Thursday, January 12, 2012

Czech Out Time Is Now


In Brno, the streets run fluorescent yellow with last night’s drunken pee, those untold gallons of Red Bull & vodka hastily consumed and just as hastily evacuated, like God’s own water (40%abl) back when Noah built the Big Boat. By all indications, Brno is the Czech Republic’s version of a college town, and—according to the Internet and our trusty driver/tour manager/German translator Roland “I Make Zee Business Now” Bergner—the second-largest city in the country. Decibel is here because we’re rolling with Black Math Horseman on their triumphant 2010 US tour, rescheduled for 2011 due to last year’s Icelandic volcanothatcannotbenamed. Which makes it April 6, 2011, to be exact.

When we first pull up to the Melodka and eyeball the mural of cartoon hockey players on the fa├žade and the gaggle of small children in actual hockey pads gunning down butts, Soviet style, out front, we’re convinced that the band would be playing a very large, very cold room with Plexiglass walls. As it turns out, the bottom floor of the Melodka is a hockey-themed diner, which is a phenomenon Decibel had never even contemplated in our wildest nightmares, much less encountered in real life. The upstairs bar/venue is separated from the diner by an excessively steep flight of stairs and a metal security gate that opens via electronic buzzer, pawnshop-style, by an especially bored-looking power-slag with magenta hair huffing roll-your-owns by the bar.

Outside, the poster for the show proclaims that Black Math Horseman play “in the style of Tool and Isis.” We all share a hearty group chuckle at that one, but Decibel secretly admires the promoter’s ability to do his job and be completely full of shit at the same time. Which pretty much sums up the dude’s entire work ethic when he turns up to greet us, all five-foot-nothing of him in a Baroness Blue Record t-shirt. But his English is way better than our Czech and he’s secured almost everything on the band’s rider, so his weasel-like nature goes largely ignored for the time being. He even pays BMH in advance, which turns out to be a tacit admission of just how totally fucking hammered and rip-roaring high he plans on getting later in the night.

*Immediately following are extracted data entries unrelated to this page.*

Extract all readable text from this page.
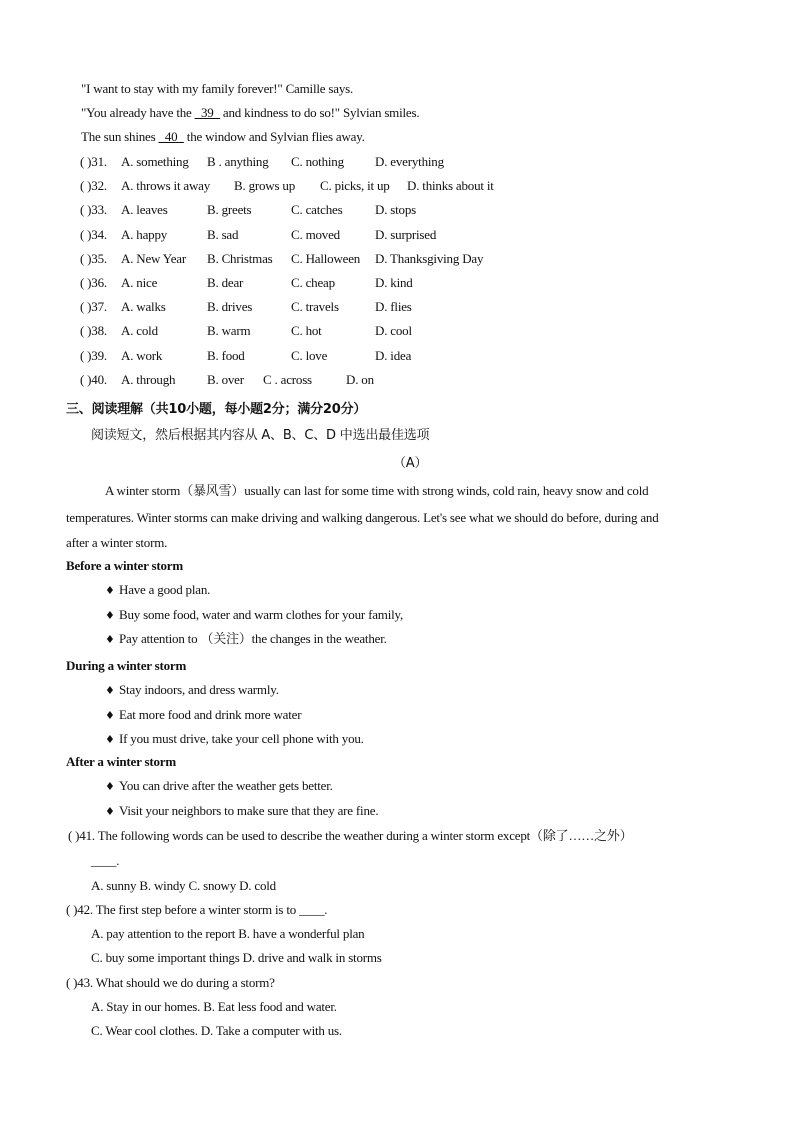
"I want to stay with my family forever!" Camille says.
"You already have the _39_ and kindness to do so!" Sylvian smiles.
The sun shines _40_ the window and Sylvian flies away.
( )31. A. something B . anything C. nothing D. everything
( )32. A. throws it away B. grows up C. picks, it up D. thinks about it
( )33. A. leaves	B. greets	C. catches	D. stops
( )34. A. happy	B. sad	C. moved	D. surprised
( )35. A. New Year B. Christmas C. Halloween D. Thanksgiving Day
( )36. A. nice	B. dear	C. cheap	D. kind
( )37. A. walks	B. drives	C. travels	D. flies
( )38. A. cold	B. warm	C. hot	D. cool
( )39. A. work	B. food	C. love	D. idea
( )40. A. through B. over C . across	D. on
三、阅读理解（共10小题，每小题2分；满分20分）
阅读短文，然后根据其内容从 A、B、C、D 中选出最佳选项
（A）
A winter storm（暴风雪）usually can last for some time with strong winds, cold rain, heavy snow and cold
temperatures. Winter storms can make driving and walking dangerous. Let's see what we should do before, during and
after a winter storm.
Before a winter storm
♦ Have a good plan.
♦ Buy some food, water and warm clothes for your family,
♦ Pay attention to （关注）the changes in the weather.
During a winter storm
♦ Stay indoors, and dress warmly.
♦ Eat more food and drink more water
♦ If you must drive, take your cell phone with you.
After a winter storm
♦ You can drive after the weather gets better.
♦ Visit your neighbors to make sure that they are fine.
( )41. The following words can be used to describe the weather during a winter storm except（除了……之外）
____.
A. sunny B. windy C. snowy D. cold
( )42. The first step before a winter storm is to ____.
A. pay attention to the report B. have a wonderful plan
C. buy some important things D. drive and walk in storms
( )43. What should we do during a storm?
A. Stay in our homes. B. Eat less food and water.
C. Wear cool clothes. D. Take a computer with us.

Despite their absolutely terrible name, local openers Five Seconds To Leave turn out to be surprisingly awesome. And then Black Math play their finest show of the tour thus far while debuting the moody, apocalyptic visuals vocalist/bassist Sera Timms assembled for the band’s upcoming appearance at Roadburn. After the show, the promoter clinks his glass with a soup spoon and addresses the whole bar with a brief but triumphant speech in Czech that everyone seems to approve of. Later on, backstage and shitfaced, he tells Black Math they were better than when he saw Tool in Prague that one time.

And then the trouble starts.

At the beginning of the night, the promoter had handed Roland three sets of keys on pink plastic keychains, each to a room at a supposedly nearby hostel where the six of us—band, Decibel and Roland—were to stay that night. What he hadn’t done is told us how to get there. And by the time he finished slurring in two languages about how he could never listen to Tool again, he was in no shape to offer coherent directions to the Melodka’s bar, much less the hostel. So Roland does the natural thing and asks him to walk us there. But the promoter straight up refuses, says he’s too drunk and that it’s easy to get there, and that we just need to go up the block and take a right and a left and a right. Only he points left when he says right and points straight when he says left. By now it’s nearly 3AM and we’re out in front of the club. The promoter is surrounded by his boys, who are clearly wishing that the pesky Americans would piss off so they and their promoter friend can all keep pouring beers into their faces elsewhere. (As it turns out, some of the bars in Brno never close, ever.)

This is when Decibel decides to implement our time-honored behavior modification program in which we express—through nothing more than a calm tone of voice, the placing of hands firmly on the promoter’s slumped shoulders, and severely direct eye contact—that he really should walk us to the hostel, since we’re from out of town and all and he really wouldn’t want us to get lost and/or accosted by the local criminal element, would he? At which point our man finally relents, sloughing off into the Brno night with us while his shitty brosephs shout Czech epithets that none of us fail to understand.

So begins the long, brutally silent walk toward what we assume is the hostel. For a brief moment, it occurs to Decibel that our new friend might point us down a decidedly unfriendly alley in which we might be beaten, raped and relieved of our internal organs. But instead he leads us to a dingy hangover palace with no running water and a hooker bar on the bottom floor, the kind of steaming hot-sheet shit-hole that typically rents rooms in 15-minute blocks. And surprise, surprise: the keys he gave us actually work. We bed down fully clothed and armed to the teeth, humming “Sweet Chariot” until the Brno dawn finally consumes us.